Get Your Broken Switch Back in the Game in 30 Minutes
How To

Get Your Broken Switch Back in the Game in 30 Minutes

The Nintendo Switch is a remarkable device, in more ways than one. Despite being a kinda-portable, kinda-console system, it’s remarkably repairable. If you’ve got drifting Joy-Cons, a faulty game card or microSD card reader, or a lame battery, we’ve got the parts, fix kits, and guides to get you back up and gaming in no time.

We’re talking 30 minutes and less than $40 for these fixes. All of them give you back the thing you bought the Switch for in the first place: easy, anytime gaming.

Fix Broken Card Readers (and Headphone Jacks)

Switch micro SD card reader replacement with tweezers

There are good reasons to use the microSD and game card ports on your Switch. For one, the Switch only comes with 32 GB of internal memory—one or two open-world games, PC ports, or big fighting games, and that’s gone. It’s also easy to resell Switch games, especially Nintendo’s own titles, for sometimes two-thirds of what you bought them for (or give them to a friend for the cool price of free). Thirdly, it stinks to have to figure out which games you have to delete before you head on a trip, when you could just tuck a few cards into your bag, or keep them all on a big microSD and never worry.
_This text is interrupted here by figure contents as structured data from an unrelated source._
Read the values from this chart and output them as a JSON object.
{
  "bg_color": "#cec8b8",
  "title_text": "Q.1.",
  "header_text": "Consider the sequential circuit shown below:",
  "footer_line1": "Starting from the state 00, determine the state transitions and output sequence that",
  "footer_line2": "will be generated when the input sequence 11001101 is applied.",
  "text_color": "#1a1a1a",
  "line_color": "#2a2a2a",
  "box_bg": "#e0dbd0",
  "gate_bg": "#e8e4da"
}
Nintendo will technically fix your broken reader, but you have to mail it in (at your own shipping expense), they charge $50-$265, and you’re without your system while you wait. The same goes for the headphone jack that’s part of the same component as the game card reader. But we’ve got those parts, and guides to walk you through installing them:

Replace the Battery in Your Switch or Its Joy-Cons

Switch console battery replacement with spudger

If you bought your Switch right when it came out, it’s nearly three years old now, and its battery might be starting to show it. You might be tempted to buy that revised Switch with better battery life. Please do not put your Switch in the waste stream and spend $300 again, on almost the same exact device. Instead, replace its battery with one of ours.
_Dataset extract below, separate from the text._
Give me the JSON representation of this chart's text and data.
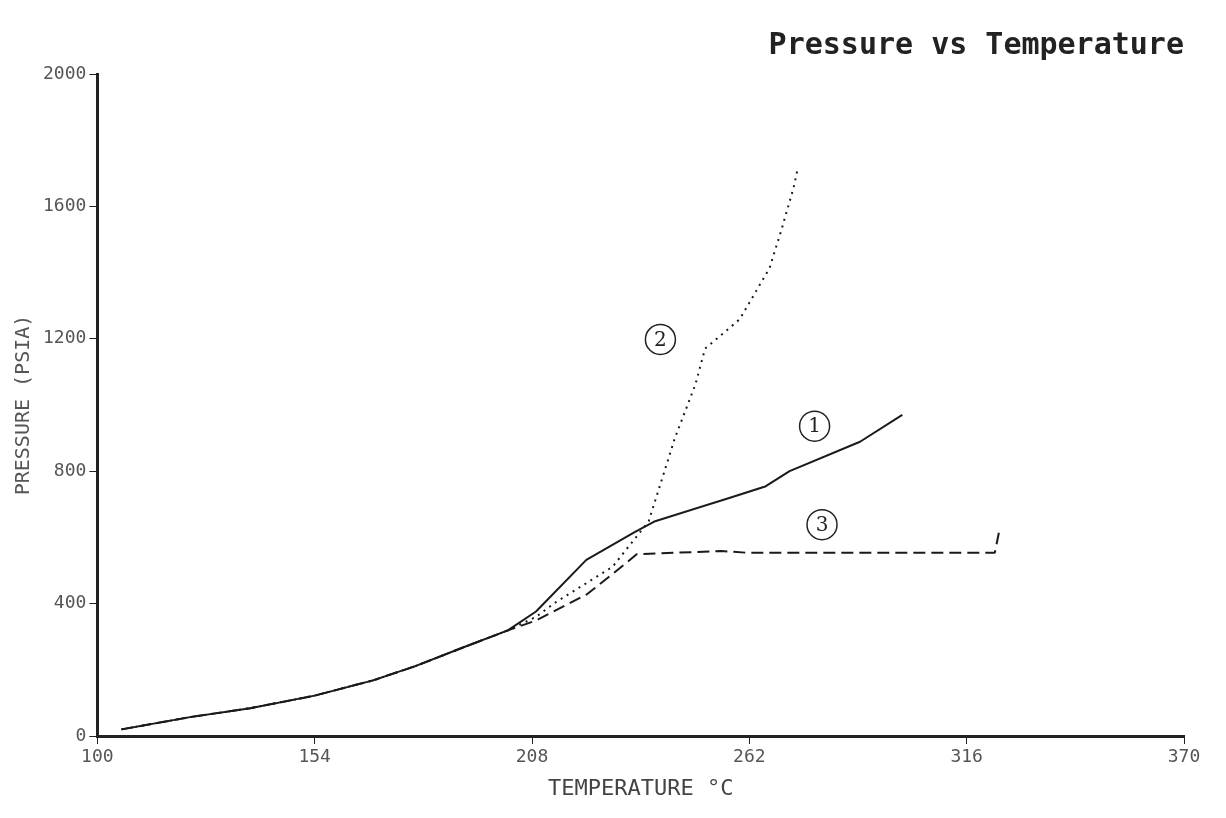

Maybe you’re the odd bird whose Joy-Cons are constantly in use, away from the Switch itself, and their tiny batteries are the problem. We have that covered, too! For just $15, a replacement battery is yours. If you’re already heading into your Joy-Con to replace a drifting joystick, it might be smart to swap that, too.
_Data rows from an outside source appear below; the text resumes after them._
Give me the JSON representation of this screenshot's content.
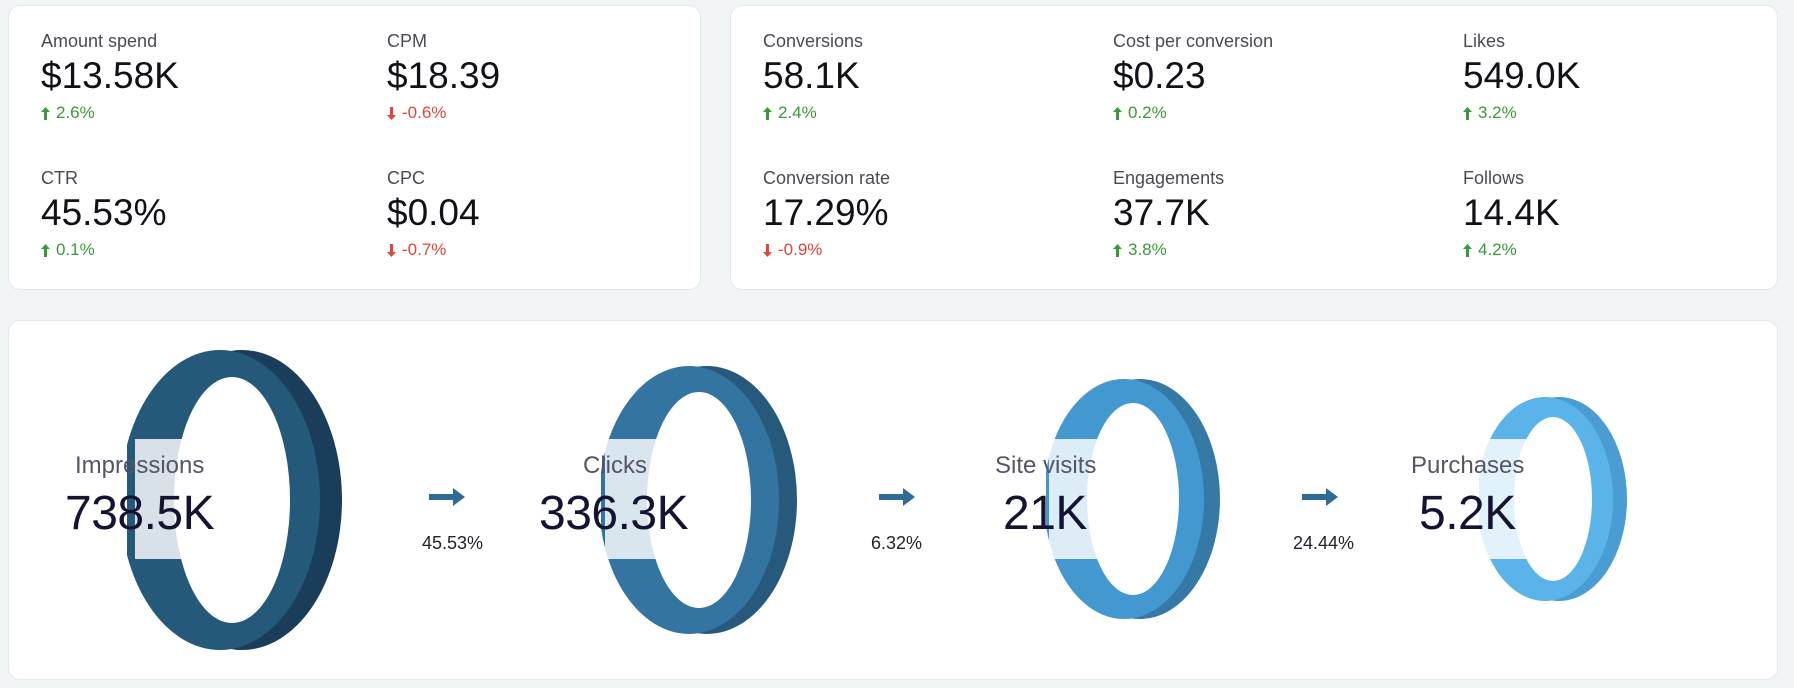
{
  "left_card": {
    "kpis": [
      {
        "label": "Amount spend",
        "value": "$13.58K",
        "delta": "2.6%",
        "direction": "up"
      },
      {
        "label": "CPM",
        "value": "$18.39",
        "delta": "-0.6%",
        "direction": "down"
      },
      {
        "label": "CTR",
        "value": "45.53%",
        "delta": "0.1%",
        "direction": "up"
      },
      {
        "label": "CPC",
        "value": "$0.04",
        "delta": "-0.7%",
        "direction": "down"
      }
    ]
  },
  "right_card": {
    "kpis": [
      {
        "label": "Conversions",
        "value": "58.1K",
        "delta": "2.4%",
        "direction": "up"
      },
      {
        "label": "Cost per conversion",
        "value": "$0.23",
        "delta": "0.2%",
        "direction": "up"
      },
      {
        "label": "Likes",
        "value": "549.0K",
        "delta": "3.2%",
        "direction": "up"
      },
      {
        "label": "Conversion rate",
        "value": "17.29%",
        "delta": "-0.9%",
        "direction": "down"
      },
      {
        "label": "Engagements",
        "value": "37.7K",
        "delta": "3.8%",
        "direction": "up"
      },
      {
        "label": "Follows",
        "value": "14.4K",
        "delta": "4.2%",
        "direction": "up"
      }
    ]
  },
  "funnel": {
    "stages": [
      {
        "label": "Impressions",
        "value": "738.5K"
      },
      {
        "label": "Clicks",
        "value": "336.3K"
      },
      {
        "label": "Site visits",
        "value": "21K"
      },
      {
        "label": "Purchases",
        "value": "5.2K"
      }
    ],
    "conversion_rates": [
      "45.53%",
      "6.32%",
      "24.44%"
    ]
  },
  "colors": {
    "up": "#3a9a3a",
    "down": "#e0453a",
    "ring_1": "#25597a",
    "ring_2": "#3374a0",
    "ring_3": "#4399cf",
    "ring_4": "#5ab4ea",
    "arrow": "#2f6c95"
  },
  "icons": {
    "up": "arrow-up-icon",
    "down": "arrow-down-icon",
    "flow": "arrow-right-icon"
  }
}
Replace Your Joy-Cons to Fix Drift

Switch Joy-Con joystick replacement with Waluigi figurine in the background

While Nintendo is offering free repairs to most customers reporting drift issues at the moment, their graciousness may end some day. And getting your Joy-Con fixed officially, free or not, means getting an RMA approved from Nintendo, mailing them your Joy-Con, and waiting for the replacement. If you don’t have a Pro Controller or a spare Joy-Con handy, that makes many games awkward, or impossible, to play. Or—or!—you could replace your drifting Joy-Con joystick, and keep the tools you’ll use to do it, for $20. Our Joy-Con replacement kit and guides (left and right) will get you back up and running with no mailing, no loss of Switch time, and a gratifying sense of having seen the quirky insides of Nintendo’s weird little controller.